Below are the top ten things I have learned after nearly 24 years as an Air Force Public Affairs Officer. I hope there are some lessons that you can also use.
10. Never answer the phone after 3:30 on Friday--it can only be bad news.
I passed someone in the hall this morning and she said "It's Friday." That has a different connotation for me. Too many times in too many places the worst dilemmas have occurred late on a Friday afternoon when many of the "experts" we need to get help from have already departed for the weekend.
9. Every job is a PA job.
No matter where I've been, no matter what rank I am wearing, invariably people will come up to me and either say "I'm glad I don't have your job," or "I could never do your job." In fact, every Airman does my job. Just wearing the uniform communicates. The Air Force's best stories are about it's people. My job is to help them tell theirs.
8. The office symbol is PA not AP.
One of my biggest obstacles over the years has been getting Airmen I serve with in the same unit to talk to me about what they're doing. Many felt, because I was the PA, that I had a direct conduit to the media and that what they said to me would be quoted back in the morning paper. When I was the Chief of PA at Bitburg Air Base, Germany the fire marshal would always go silent when I walked up to his mobile command post during a Disaster Response Group exercise. He knew where the fire was but he never saw the light.
7. Questions don't matter, answers do.
We very seldom see or hear the question when we read a newspaper report or watch a TV news story. It's the answer that makes the story. This is one of my foundational points when I conduct media training for Airmen. Many are nervous about what questions a reporter might ask. For the most part I'm not concerned about the question. My goal, no matter the question, is to deliver a PGM--Precision Guided Message--so our real audience, the public, understands and appreciates our mission. We have to always be prepared with a message and know how to bridge to it no matter the question. We can't control the question; we have absolutely total control of the answer.
6. If you worry about it; IT won't happen.
This is somewhat counter to the faux self-actionalized people who like to say "Don't sweat the small stuff. It's all small stuff." What I've learned is that when your gut tells you something is going to be an issue then you need to start focussing on that possibility. If you can keep IT (whatever IT is) from happening then you've done your job. That doesn't mean bad news won't happen and won't be reported but you can keep that bad news from becoming an issue unto itself.

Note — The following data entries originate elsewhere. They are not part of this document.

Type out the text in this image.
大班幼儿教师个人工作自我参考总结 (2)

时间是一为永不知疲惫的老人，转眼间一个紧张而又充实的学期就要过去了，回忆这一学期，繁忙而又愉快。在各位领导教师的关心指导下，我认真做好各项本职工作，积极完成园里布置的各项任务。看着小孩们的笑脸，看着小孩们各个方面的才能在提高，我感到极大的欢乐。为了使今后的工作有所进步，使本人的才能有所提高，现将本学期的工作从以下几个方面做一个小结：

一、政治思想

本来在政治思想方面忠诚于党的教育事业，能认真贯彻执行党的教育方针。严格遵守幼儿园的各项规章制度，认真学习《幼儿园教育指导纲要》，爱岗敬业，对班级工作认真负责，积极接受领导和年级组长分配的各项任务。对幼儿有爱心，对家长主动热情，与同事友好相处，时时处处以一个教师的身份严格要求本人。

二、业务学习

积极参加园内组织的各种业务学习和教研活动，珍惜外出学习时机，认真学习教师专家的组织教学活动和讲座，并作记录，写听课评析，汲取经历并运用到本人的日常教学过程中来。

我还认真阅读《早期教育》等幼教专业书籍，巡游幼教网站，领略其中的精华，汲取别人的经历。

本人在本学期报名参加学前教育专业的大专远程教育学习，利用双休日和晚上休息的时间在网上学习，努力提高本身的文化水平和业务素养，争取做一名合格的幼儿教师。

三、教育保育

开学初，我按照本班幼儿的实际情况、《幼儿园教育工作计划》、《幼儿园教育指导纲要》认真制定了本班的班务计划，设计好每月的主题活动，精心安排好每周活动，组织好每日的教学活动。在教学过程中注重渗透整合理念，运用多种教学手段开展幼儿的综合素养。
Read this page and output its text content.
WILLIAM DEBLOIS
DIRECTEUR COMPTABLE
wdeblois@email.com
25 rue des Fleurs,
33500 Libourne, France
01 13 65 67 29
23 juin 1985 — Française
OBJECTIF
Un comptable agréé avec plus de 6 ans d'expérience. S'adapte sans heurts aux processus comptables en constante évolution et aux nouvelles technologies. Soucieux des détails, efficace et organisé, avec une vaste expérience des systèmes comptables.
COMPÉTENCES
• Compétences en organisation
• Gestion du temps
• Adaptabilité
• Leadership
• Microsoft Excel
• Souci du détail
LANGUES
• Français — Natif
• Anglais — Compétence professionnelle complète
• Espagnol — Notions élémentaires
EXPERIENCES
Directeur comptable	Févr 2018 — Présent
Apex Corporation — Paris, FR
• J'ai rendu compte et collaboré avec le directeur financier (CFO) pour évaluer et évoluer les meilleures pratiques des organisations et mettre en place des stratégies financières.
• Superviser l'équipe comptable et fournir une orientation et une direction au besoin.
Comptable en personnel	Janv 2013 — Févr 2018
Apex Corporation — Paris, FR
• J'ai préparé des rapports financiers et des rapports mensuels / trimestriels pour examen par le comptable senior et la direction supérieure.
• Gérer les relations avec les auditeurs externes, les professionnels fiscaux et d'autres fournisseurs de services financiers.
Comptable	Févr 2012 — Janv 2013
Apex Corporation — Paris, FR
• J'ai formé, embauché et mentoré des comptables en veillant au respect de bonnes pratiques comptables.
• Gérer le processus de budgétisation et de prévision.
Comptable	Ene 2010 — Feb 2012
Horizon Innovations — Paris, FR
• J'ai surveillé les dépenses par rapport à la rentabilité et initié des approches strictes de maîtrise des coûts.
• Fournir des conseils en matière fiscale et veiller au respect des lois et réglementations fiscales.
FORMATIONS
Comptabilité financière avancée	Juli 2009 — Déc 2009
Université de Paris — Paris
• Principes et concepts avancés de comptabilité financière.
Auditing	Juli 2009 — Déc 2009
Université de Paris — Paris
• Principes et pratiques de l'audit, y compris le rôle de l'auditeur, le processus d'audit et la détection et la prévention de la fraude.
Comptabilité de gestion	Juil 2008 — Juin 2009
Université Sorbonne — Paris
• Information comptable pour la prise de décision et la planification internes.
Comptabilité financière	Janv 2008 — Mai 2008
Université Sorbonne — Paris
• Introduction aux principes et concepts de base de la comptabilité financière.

5. Routinely take the Page 2 test.
Base newspapers have what we call a Masthead and it's usually located at the bottom of Page 2. The Masthead shows the names of the people who are responsible for publishing the paper. Unless you're the Wing Commander your name isn't on top of the Masthead. My first mission as a PA is to provide trusted counsel to leaders. It's up to the leaders to take my advice. If they don't that doesn't mean I'm wrong and that they're idiots. It just means they want to go in a different direction. That's why they're leaders. State your case and then salute smartly. If you can't do that then you need to find something else to do with your life.
4. Separate your ego from your position.
This is a great lesson I learned from General Ed Eberhart when he was the commander at Air Combat Command. His point--not every battle is worth fighting. For those that are you may not win. It's not about you. It is about what's best for the Air Force.
3. How YOU react to a situation, dilemma, crisis or issue is a reflection of YOU, not the situation, dilemma, crisis or issue.
This is much easier said than done especially when we're tired and worn out because Air Force careers these days resemble a "sprintathon." Imagine having to run an entire marathon at a full-out sprint and your life depended on it. That's where we are. So each of us must rely heavily on those core AF values of Integrity First, Service before Self and Excellenc in All We Do.
2. If you want something done good and fast it takes two people; one to do it good and one to do it fast.
Sometimes we need things fast. That's ok, but it's rarely as good as it can be when you have the time to give it your best.
1. Perfection is the goal but most of the time good enough is better.
At some point you just have to pull the trigger. Give it your best shot!